Il vero colpo di teatro Franco Zeffirelli lo riserva per sé. Quando la musica si è spenta. Un fascio di luce illumina il fondo della platea. Ed eccolo il maestro 87enne, elegantissimo, seduto su una carrozzina, spinto dai suoi collaboratori più stretti, attraversare le poltroncine rosse. Sul palco i cantanti sfilano per gli applausi, ma la scena è tutta per lui che ha annunciato (ad
Avvenire) di chiudere con questo lavoro la sua carriera. Salutato dal pubblico che lo applaude, gli stringe la mano. Lo ringrazia. Qualcuno ha gli occhi ancora umidi. Non ha fatto in tempo ad asciugarli dopo aver visto morire Liù, la schiava che si uccide per amore. La vera protagonista, per il regista fiorentino, della
Turandot di Giacomo Puccini, l’opera che venerdì ha trionfalmente aperto la nuova stagione lirica dell’Arena di Verona.Un cartellone tutto dedicato a Zeffirelli: sino al 29 agosto in scena tutti gli spettacoli firmati dal 1995 ad oggi (anche un libro fotografico celebra il sodalizio) dal regista per l’anfiteatro:
Aida, Madama Butterfly, Carmen e
Trovatore. Varato, però, nel segno della protesta: prima di quelle di Puccini sono risuonate le note dell’

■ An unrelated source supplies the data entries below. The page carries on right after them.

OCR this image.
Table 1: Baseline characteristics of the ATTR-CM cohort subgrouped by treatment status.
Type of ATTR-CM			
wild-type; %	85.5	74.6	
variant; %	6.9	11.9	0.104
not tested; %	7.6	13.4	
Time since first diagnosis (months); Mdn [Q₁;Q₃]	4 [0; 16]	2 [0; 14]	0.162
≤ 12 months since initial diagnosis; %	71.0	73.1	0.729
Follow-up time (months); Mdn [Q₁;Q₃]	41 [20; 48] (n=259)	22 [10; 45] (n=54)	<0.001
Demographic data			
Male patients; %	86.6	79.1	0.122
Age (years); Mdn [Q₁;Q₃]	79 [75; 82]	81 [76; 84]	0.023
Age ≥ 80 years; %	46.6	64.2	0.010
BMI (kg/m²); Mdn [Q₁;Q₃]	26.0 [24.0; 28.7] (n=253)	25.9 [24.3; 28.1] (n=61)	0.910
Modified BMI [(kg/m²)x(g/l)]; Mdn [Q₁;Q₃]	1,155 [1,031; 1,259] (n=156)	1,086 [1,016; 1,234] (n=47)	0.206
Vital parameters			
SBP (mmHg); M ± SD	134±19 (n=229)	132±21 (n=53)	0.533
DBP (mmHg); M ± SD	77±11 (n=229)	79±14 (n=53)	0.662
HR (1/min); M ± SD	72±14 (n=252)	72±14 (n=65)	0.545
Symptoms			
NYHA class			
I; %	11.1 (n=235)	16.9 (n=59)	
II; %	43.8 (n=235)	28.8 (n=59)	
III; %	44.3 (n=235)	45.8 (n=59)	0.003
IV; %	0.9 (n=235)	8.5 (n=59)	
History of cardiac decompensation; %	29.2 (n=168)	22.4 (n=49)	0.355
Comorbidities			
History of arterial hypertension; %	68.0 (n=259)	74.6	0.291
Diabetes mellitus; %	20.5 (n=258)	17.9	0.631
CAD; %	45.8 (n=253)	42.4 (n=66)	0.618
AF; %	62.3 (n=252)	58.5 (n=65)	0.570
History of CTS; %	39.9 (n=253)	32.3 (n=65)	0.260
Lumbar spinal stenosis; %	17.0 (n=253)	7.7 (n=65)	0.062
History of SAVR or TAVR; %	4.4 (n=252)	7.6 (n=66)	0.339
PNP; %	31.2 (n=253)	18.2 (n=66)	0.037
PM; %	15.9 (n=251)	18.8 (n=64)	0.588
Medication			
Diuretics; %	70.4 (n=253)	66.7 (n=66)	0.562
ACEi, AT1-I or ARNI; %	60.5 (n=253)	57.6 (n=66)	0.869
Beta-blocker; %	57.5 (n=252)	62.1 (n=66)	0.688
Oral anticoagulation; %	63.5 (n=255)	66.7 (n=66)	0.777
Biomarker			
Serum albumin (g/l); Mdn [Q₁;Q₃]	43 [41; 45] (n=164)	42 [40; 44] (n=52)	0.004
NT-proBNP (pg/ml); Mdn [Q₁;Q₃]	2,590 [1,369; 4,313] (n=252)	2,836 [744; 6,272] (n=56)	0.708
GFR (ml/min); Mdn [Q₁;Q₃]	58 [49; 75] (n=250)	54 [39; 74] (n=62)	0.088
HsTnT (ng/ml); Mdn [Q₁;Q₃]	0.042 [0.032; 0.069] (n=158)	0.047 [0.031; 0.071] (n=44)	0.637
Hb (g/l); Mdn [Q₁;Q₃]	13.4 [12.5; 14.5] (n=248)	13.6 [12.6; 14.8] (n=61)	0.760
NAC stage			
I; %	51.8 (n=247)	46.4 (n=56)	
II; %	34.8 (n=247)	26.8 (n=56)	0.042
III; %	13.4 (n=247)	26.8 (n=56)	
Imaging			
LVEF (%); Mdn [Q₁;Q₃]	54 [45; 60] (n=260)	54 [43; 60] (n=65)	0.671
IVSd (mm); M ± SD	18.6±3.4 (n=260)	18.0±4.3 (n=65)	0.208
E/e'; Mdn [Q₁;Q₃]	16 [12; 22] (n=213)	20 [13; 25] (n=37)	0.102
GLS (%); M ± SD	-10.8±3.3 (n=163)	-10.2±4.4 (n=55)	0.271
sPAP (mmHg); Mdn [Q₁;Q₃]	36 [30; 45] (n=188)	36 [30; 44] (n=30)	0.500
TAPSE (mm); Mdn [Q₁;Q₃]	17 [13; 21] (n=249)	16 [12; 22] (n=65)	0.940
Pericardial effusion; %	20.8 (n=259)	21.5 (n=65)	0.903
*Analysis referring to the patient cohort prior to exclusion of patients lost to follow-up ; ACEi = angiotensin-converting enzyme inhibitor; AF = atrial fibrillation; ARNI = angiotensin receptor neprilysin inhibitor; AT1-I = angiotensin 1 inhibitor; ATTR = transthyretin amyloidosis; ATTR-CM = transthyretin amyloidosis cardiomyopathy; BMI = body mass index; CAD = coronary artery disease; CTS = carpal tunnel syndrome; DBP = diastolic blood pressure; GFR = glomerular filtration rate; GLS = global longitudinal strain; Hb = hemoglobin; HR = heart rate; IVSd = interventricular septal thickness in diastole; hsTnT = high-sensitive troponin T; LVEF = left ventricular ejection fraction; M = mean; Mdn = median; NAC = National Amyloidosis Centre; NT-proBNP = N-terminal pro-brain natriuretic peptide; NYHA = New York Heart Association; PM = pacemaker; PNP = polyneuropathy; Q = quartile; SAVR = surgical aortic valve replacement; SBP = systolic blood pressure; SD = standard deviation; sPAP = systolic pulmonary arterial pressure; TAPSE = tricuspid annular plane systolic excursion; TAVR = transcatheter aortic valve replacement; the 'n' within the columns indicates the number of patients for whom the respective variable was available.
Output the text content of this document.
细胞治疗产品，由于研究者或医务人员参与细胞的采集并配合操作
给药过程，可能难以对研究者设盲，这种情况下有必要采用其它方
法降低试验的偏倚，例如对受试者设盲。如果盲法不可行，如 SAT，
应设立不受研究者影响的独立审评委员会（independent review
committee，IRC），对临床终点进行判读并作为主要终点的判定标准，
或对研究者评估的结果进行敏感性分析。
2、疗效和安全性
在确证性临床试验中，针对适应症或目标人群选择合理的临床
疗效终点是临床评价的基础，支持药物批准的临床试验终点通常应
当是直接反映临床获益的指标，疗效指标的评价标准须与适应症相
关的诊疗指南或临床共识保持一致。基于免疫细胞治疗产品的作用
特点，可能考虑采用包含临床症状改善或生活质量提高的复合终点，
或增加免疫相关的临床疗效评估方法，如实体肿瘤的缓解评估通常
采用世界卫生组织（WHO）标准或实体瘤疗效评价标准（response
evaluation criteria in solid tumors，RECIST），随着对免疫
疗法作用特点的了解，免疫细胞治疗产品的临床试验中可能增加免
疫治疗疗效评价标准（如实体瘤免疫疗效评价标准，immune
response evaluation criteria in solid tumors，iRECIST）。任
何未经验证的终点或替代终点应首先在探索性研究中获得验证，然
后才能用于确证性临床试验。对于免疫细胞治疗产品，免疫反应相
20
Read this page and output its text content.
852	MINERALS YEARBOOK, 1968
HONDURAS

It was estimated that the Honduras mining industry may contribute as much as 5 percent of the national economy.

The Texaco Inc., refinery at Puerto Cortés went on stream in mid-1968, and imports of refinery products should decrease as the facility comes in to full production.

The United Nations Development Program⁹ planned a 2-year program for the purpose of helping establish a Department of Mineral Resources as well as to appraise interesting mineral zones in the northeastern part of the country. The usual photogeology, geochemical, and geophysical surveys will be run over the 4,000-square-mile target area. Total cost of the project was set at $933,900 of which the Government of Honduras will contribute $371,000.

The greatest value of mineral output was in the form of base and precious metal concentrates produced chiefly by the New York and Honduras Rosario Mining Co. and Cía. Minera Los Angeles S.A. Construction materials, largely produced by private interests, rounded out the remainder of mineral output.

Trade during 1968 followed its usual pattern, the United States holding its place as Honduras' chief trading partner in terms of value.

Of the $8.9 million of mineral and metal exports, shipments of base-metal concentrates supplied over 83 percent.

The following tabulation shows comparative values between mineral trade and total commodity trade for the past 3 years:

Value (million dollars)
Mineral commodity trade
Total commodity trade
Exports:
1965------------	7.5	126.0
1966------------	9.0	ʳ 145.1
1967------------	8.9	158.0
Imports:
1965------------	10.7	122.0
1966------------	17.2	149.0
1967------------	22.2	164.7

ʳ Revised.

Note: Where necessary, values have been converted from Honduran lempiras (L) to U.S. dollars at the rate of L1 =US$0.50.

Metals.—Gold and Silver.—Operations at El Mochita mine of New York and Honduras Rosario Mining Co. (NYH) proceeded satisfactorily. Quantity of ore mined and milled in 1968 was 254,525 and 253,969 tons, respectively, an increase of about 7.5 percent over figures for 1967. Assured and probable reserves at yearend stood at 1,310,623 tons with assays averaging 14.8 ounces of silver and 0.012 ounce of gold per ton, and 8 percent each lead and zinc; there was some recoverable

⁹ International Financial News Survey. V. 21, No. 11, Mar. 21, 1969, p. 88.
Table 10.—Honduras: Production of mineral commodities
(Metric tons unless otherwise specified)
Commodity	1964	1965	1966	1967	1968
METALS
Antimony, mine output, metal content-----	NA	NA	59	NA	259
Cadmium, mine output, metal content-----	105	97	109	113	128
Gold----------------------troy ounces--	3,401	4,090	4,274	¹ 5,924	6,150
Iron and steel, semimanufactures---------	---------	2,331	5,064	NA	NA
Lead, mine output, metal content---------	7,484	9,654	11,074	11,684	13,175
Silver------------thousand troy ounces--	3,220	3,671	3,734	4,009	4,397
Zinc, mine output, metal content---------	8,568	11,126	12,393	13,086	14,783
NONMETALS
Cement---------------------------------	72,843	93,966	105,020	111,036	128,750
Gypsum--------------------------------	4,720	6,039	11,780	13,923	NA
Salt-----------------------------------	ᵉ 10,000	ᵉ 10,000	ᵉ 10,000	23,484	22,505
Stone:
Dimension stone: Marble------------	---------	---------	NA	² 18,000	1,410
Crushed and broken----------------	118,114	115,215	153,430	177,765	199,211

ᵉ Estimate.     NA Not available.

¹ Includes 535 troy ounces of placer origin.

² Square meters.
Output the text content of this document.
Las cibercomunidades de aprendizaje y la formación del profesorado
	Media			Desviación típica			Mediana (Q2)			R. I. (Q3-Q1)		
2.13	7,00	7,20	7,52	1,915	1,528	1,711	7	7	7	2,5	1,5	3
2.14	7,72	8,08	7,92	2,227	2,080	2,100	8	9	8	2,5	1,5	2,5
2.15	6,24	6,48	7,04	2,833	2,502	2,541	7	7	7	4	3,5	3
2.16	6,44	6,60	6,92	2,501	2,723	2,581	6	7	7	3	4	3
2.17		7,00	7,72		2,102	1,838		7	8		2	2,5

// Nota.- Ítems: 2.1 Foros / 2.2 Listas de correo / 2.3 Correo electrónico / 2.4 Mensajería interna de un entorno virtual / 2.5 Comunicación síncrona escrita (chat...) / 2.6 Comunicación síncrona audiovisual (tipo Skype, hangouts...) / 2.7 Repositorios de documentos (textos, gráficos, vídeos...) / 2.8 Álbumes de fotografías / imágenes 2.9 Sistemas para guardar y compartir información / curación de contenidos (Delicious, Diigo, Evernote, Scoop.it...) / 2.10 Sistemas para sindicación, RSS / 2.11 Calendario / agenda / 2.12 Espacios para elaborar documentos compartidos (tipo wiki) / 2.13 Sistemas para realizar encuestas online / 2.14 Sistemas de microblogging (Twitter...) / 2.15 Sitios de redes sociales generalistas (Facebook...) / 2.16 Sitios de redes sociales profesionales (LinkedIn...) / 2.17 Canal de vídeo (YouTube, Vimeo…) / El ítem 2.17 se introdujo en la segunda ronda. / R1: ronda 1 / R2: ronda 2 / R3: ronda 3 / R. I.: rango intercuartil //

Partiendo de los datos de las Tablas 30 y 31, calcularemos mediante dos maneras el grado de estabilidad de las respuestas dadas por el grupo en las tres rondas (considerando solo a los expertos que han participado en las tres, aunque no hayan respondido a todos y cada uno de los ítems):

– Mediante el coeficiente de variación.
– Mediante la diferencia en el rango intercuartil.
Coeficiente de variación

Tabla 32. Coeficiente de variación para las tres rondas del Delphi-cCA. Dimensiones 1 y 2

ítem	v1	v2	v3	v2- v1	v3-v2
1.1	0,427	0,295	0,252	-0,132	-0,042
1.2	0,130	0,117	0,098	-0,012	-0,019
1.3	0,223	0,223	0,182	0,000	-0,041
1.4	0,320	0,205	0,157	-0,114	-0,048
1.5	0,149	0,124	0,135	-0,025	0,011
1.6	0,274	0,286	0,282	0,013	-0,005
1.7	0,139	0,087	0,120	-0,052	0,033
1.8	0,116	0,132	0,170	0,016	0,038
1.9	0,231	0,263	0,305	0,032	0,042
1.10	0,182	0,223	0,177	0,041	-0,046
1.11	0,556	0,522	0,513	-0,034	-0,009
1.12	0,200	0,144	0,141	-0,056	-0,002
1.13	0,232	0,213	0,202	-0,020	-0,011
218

Inno di Mameli. Lo hanno cantato i lavoratori dell’Arena, i corsiti in abiti di scena e i tecnici in tuta e baschetto, per protestare contro la riforma delle fondazioni liriche approvata dal Senato. Lo hanno scandito a una sola voce, «No al decreto Bondi», per dire, con tanto di sottofondo delle vuvuzela sudafricane, che «la lirica è un grande patrimonio culturale e nazionale». E per auspicare una revisione del testo prima del passaggio alla Camera. Altrimenti sarà sciopero e salteranno
Aida del 25 e
Butterfly del 26 giugno.La crisi irrompe sul palco. E ci resta anche quando i lavoratori se ne vanno. Perché Zeffirelli pur con il suo inconfondibile stile faraonico – quando le mura che fanno da sipario si aprono sulla città imperiale è una pioggia di applausi e flash – racconta una favola che assomiglia molto alla nostra realtà. Porta in scena un popolo che striscia, che vive ai margini della società, che guarda da lontano la ricchezza del palazzo e che poi, finita la festa, torna alla quotidiana sopravvivenza. E tu pensi ai nuovi poveri, agli immigrati, a quelli che sognano davanti alla tv. E alla fine un po’ di amaro in bocca ti resta. Tanto più che Zeffirelli, con un colpo di genio, taglia abbondanti dieci minuti di musica (quelli scritti da Alfano per completare l’opera incompiuta di Puccini) e collega la morte di Liù con il finale, cancellando il bacio di Calaf che scioglie la principessa: Turandot conosce il dolore e solo allora può davvero amare suggerisce Zeffirelli. Messaggio sovversivo nella sua semplicità. Peccato, però, che gli interpreti da Maria Guleghina (Turandot) a Marco Berti (Calaf) a Tamar Iveri (Liù) al direttore Giuliano Carella si limitino ad una prova nel solco della tradizione senza credere fino in fondo alla forza rivoluzionaria della musica.